2. We constructed demographic models for a short-lived weed based on data on multiple manipulated densities in a glasshouse and data from the literature using three germination strategies. We compared management recommendations produced by two main modelling techniques for density-dependent weed populations and examined whether periodic matrix population models constructed from different densities without characterization of density-dependent processes (implicit models) produce management recommendations similar to that of the same models with density dependence explicitly characterized and simulated (explicit models). The use of a periodic matrix population model enabled us to target simulated management on either vital rates or entire life stages, and to examine the role of a weed’s germination strategy on model outcomes.

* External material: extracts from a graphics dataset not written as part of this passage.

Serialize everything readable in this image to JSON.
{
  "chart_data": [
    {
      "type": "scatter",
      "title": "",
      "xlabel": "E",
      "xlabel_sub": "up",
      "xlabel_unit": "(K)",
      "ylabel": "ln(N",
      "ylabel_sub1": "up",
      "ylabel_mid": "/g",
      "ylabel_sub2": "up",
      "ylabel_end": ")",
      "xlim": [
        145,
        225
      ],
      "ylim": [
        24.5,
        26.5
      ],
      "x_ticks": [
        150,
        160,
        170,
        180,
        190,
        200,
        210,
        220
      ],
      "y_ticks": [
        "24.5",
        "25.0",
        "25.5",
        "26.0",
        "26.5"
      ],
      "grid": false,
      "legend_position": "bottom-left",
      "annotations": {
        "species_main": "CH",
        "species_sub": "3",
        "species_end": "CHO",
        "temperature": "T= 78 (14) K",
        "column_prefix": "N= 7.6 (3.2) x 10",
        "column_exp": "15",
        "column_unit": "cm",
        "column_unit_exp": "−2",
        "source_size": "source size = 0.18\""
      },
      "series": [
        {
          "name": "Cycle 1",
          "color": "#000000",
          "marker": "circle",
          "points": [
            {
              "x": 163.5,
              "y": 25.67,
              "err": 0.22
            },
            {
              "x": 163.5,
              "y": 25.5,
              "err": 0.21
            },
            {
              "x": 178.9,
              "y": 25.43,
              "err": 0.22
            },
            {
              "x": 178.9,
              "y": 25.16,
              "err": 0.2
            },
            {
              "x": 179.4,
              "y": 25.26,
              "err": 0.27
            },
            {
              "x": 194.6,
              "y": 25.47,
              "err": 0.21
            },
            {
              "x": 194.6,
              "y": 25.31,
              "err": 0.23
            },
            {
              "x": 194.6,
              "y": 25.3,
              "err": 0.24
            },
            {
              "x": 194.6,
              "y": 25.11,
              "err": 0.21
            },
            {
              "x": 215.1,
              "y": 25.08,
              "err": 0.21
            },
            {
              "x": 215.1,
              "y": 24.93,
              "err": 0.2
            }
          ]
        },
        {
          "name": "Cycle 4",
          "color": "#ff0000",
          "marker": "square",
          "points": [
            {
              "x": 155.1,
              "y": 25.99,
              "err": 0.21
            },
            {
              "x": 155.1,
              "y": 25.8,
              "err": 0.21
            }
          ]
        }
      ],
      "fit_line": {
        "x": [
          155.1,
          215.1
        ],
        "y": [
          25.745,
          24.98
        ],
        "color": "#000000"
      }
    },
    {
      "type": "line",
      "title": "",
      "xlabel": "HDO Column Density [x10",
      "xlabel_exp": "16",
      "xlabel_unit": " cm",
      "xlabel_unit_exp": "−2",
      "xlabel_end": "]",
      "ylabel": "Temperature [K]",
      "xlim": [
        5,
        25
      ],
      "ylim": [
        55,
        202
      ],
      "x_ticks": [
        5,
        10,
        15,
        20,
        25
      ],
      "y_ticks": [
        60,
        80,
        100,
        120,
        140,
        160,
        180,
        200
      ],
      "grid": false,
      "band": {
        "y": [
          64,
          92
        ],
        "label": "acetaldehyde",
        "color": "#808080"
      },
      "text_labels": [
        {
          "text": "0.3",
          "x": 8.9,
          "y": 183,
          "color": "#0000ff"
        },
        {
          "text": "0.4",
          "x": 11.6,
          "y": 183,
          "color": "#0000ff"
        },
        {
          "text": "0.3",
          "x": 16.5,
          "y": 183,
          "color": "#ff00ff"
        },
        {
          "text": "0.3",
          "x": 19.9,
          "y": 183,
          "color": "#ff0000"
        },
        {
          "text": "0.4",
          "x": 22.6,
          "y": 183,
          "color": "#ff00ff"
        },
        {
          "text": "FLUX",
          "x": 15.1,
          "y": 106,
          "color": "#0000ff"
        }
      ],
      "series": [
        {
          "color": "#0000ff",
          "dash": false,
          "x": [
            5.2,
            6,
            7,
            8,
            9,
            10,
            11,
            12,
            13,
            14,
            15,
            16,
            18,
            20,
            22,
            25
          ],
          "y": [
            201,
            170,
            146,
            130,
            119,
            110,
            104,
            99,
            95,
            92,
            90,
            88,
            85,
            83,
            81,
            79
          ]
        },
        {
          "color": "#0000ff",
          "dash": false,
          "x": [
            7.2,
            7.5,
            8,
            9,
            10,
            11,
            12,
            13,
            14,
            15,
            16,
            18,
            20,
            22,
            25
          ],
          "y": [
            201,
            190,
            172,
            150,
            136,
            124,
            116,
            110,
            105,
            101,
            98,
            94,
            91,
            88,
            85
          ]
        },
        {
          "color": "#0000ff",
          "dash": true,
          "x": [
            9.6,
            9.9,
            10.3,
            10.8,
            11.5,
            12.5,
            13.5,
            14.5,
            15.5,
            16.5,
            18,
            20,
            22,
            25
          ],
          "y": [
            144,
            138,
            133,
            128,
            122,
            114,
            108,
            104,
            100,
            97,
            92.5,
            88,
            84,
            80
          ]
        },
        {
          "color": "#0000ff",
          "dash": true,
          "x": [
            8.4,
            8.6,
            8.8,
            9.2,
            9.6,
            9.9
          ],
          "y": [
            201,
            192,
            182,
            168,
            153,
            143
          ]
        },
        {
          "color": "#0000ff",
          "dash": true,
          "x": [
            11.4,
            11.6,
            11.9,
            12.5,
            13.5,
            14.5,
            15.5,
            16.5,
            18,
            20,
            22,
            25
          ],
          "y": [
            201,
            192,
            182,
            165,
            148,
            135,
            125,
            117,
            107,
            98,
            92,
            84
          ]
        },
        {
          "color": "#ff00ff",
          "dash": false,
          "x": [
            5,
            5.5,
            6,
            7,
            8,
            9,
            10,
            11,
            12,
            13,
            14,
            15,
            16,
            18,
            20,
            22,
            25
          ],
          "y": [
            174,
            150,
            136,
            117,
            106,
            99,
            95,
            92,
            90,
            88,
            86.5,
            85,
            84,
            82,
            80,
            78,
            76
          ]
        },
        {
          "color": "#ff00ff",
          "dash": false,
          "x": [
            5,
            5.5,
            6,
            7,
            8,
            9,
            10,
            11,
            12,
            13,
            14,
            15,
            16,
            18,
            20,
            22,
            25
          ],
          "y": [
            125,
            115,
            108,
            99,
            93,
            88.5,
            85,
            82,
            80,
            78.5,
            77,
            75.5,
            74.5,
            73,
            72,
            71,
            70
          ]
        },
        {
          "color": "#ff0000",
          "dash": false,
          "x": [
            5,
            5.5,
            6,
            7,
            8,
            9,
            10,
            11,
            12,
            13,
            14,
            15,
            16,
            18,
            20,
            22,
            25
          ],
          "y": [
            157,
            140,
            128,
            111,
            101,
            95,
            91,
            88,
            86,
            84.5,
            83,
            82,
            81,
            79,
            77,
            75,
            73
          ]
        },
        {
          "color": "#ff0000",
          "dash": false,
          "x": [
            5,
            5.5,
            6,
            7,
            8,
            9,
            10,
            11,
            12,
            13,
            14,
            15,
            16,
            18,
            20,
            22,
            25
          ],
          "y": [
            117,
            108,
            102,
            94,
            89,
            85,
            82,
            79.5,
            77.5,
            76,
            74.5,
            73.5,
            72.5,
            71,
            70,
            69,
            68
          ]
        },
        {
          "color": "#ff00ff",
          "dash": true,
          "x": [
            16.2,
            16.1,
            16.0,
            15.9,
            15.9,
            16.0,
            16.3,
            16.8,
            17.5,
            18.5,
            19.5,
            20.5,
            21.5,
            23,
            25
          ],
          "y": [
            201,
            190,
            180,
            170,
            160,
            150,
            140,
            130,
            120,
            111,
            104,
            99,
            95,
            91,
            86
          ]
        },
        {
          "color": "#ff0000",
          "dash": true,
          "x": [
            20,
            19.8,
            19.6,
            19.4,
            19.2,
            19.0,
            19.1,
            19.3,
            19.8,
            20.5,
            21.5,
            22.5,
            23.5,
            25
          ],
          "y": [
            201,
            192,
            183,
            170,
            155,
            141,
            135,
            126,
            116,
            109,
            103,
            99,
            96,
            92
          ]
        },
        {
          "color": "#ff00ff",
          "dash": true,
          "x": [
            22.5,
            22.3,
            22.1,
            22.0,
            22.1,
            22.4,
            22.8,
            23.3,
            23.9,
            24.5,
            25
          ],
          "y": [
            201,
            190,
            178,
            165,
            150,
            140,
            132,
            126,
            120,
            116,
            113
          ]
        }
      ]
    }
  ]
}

3. Management recommendations differed depending on how density dependence was included in demographic models. Explicit models showed that management conducted after the density-dependent process driving population dynamics best curbed density-regulated weed populations, with reductions in seed production having a negligible effect regardless of a germination strategy. By contrast, implicit models constructed from multiple densities produced similar management recommendations for sparse and dense populations, with reductions in survival to a flowering stage, juvenile establishment or seed production leading to the greatest predicted declines in weed density.

4. Our results emphasize the importance of model structure when modelling dynamics of density-dependent weed populations, suggesting that explicit characterization and inclusion of density dependence in population models is often necessary to inform management. As a weed’s germination strategy had a minor effect on model outcomes, our findings about explicit and implicit modelling techniques can be generalized across annual plants with non-overlapping generations.